After we got her to the vet she went sharply downhill. We spent the entire day at the vet, shoulder to shoulder, poring over goat vet textbooks to no avail. We called every goat expert we could think of across the country. Everything we thought it might be, blood work or other tests proved us wrong. Finally, when the vet's office closed for the night, the vet promised to stay with her and we said goodbye and left for home. I knew we wouldn't be bringing her home again. Tim met me in the driveway with two still-wet doelings and the promise that we weren't going to quit, but in all honesty I had no interest what-so-ever in continuing. To me, Nyla was Swede Farm and I just wasn't interested in envisioning a farm without her quiet dignity and beauty.


The next morning the vet called and told me what my heart already knew, that Nyla did not survive he night. He asked for permission to do a necropsy, an animal autopsy, to which I agreed. I needed to know what would take down such a healthy goat in the prime of life. When the results of the final tissue samples came back from Texas A&M, it was a shock. Basically Nyla had been fed something caustic, and everything pointed to it having been
at the Livestock Show. It was impossible to say what it might have been, with cleaning crews moving through the area, and hundreds, if not thousands of visitors milling about the animals, it could have been anything, undoubtedly an innocent mistake.

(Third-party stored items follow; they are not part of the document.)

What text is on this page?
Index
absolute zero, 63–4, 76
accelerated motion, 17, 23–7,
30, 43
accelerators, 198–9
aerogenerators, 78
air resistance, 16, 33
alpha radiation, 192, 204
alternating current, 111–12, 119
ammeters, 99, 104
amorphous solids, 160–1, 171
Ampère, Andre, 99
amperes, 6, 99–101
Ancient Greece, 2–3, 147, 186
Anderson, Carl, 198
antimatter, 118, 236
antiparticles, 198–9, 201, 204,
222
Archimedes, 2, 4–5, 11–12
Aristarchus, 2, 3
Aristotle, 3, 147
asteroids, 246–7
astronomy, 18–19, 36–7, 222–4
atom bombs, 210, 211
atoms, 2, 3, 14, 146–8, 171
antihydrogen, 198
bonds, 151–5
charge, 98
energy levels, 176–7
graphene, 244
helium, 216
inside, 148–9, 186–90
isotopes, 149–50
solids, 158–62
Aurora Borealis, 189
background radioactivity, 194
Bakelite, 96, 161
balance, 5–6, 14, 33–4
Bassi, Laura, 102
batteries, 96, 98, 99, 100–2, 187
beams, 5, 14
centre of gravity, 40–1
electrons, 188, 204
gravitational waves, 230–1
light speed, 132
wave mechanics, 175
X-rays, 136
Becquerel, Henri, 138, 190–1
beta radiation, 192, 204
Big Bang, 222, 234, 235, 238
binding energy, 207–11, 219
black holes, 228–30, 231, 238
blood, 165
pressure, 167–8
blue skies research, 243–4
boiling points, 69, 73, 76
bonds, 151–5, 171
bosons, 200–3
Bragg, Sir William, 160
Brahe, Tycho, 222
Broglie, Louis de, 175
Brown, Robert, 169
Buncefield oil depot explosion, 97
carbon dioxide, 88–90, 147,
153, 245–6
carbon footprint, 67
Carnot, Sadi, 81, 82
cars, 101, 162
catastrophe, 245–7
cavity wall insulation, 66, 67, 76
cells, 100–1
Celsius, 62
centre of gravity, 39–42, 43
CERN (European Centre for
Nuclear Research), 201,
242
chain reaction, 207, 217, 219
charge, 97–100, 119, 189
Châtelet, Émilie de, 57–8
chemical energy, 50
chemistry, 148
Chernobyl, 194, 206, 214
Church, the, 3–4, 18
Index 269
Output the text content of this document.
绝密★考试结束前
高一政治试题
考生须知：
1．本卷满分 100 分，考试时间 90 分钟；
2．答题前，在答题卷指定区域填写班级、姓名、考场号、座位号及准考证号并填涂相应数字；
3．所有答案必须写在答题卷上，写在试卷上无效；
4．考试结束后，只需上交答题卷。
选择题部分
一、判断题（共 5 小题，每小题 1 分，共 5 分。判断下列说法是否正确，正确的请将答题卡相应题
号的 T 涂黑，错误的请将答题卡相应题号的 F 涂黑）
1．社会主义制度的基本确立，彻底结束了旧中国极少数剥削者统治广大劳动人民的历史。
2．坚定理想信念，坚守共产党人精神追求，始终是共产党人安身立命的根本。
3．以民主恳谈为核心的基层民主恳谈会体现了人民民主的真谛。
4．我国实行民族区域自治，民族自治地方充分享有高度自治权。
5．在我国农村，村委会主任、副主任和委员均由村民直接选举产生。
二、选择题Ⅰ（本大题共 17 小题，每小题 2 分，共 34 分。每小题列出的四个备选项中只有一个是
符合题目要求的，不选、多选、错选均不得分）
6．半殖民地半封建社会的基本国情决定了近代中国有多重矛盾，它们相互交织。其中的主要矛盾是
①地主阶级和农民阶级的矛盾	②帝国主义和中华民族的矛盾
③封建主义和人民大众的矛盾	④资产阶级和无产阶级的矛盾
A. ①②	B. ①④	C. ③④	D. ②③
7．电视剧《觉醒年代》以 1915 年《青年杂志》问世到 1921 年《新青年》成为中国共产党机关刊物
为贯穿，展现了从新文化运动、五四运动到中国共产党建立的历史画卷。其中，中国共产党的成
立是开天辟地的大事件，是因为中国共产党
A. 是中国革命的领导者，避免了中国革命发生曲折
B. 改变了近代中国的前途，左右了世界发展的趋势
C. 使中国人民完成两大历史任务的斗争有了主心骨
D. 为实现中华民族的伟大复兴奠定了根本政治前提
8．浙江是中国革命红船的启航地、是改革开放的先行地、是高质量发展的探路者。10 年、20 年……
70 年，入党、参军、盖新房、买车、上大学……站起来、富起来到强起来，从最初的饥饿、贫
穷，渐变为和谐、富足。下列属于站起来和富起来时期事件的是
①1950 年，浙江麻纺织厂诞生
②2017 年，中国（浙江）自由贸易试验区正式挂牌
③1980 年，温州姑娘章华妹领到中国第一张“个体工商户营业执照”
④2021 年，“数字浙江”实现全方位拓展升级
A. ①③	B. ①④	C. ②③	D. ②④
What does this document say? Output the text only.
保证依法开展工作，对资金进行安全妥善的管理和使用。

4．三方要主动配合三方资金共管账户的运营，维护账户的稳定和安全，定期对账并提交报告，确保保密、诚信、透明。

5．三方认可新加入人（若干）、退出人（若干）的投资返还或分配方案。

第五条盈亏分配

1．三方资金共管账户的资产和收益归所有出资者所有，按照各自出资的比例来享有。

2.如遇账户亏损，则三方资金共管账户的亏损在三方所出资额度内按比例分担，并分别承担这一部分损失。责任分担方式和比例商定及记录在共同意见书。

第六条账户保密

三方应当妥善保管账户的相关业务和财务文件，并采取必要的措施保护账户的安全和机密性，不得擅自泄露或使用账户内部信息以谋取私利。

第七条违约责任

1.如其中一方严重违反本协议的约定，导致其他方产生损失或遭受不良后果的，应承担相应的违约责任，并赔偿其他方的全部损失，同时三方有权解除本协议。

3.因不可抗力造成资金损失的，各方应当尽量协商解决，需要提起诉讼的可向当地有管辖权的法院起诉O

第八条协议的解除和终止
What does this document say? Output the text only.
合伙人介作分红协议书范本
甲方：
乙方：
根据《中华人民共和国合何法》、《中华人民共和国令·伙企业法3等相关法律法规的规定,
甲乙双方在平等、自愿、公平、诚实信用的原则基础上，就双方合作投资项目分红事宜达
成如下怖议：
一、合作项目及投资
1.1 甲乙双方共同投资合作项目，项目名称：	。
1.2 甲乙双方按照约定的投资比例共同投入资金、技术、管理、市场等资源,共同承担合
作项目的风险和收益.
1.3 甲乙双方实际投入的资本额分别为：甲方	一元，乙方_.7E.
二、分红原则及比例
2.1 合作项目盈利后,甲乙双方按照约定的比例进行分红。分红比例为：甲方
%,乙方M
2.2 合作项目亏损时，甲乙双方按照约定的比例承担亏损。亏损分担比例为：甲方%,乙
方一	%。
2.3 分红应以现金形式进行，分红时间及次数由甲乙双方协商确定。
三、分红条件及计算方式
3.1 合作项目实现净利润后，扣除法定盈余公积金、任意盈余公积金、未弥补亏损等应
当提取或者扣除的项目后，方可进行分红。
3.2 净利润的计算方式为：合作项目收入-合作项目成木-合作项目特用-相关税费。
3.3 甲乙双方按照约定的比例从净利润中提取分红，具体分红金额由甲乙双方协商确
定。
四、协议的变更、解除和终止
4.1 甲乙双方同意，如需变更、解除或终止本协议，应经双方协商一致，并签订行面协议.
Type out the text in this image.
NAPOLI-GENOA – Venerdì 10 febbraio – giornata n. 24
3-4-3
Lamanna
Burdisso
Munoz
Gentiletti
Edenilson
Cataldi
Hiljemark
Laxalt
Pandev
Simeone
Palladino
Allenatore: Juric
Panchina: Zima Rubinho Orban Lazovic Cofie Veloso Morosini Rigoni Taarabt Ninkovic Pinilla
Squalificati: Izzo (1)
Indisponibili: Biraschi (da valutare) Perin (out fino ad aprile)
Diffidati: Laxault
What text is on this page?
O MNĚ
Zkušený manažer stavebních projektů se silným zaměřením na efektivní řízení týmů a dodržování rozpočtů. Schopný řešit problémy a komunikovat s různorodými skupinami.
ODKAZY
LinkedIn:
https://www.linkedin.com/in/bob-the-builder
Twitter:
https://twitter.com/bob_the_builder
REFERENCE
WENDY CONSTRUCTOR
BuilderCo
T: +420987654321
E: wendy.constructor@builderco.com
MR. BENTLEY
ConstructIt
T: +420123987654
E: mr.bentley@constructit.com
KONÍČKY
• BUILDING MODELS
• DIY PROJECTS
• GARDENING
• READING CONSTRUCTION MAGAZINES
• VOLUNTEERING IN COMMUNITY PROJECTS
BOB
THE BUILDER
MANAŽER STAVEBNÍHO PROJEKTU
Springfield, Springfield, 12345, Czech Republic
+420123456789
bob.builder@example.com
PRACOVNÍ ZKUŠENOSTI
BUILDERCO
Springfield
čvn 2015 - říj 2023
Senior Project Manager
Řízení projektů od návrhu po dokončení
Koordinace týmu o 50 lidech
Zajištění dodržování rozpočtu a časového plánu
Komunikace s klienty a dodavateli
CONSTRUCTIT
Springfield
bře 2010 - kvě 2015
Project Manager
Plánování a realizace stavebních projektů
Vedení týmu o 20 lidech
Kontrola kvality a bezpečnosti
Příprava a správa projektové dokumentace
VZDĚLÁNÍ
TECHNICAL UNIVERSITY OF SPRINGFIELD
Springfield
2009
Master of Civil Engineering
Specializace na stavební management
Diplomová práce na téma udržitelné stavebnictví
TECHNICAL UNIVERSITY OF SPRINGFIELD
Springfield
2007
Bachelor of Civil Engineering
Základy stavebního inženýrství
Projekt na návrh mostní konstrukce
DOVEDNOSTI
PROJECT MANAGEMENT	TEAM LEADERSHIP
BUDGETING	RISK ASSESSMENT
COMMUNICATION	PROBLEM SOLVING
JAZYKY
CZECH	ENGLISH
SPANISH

We still have much of Nyla in our herd. Every single year that we have been in goats we have had a descendant of her's born. She was stingy with daughters, we only own one Nyla daughter, but she has sons in several herds, carrying on her legacy. We are proud to have owned such a wonderful goat and couldn't have asked for a better start in goats.




Sabine, here, is the only Nyla daughter that we own.














The two babies here are Sam Bass and Cherokee Bill, the last babies that Nyla had. Sam is still on Swede Farm, making beautiful babies and Bill is likewise living the male goat dream life in a herd in far East Texas.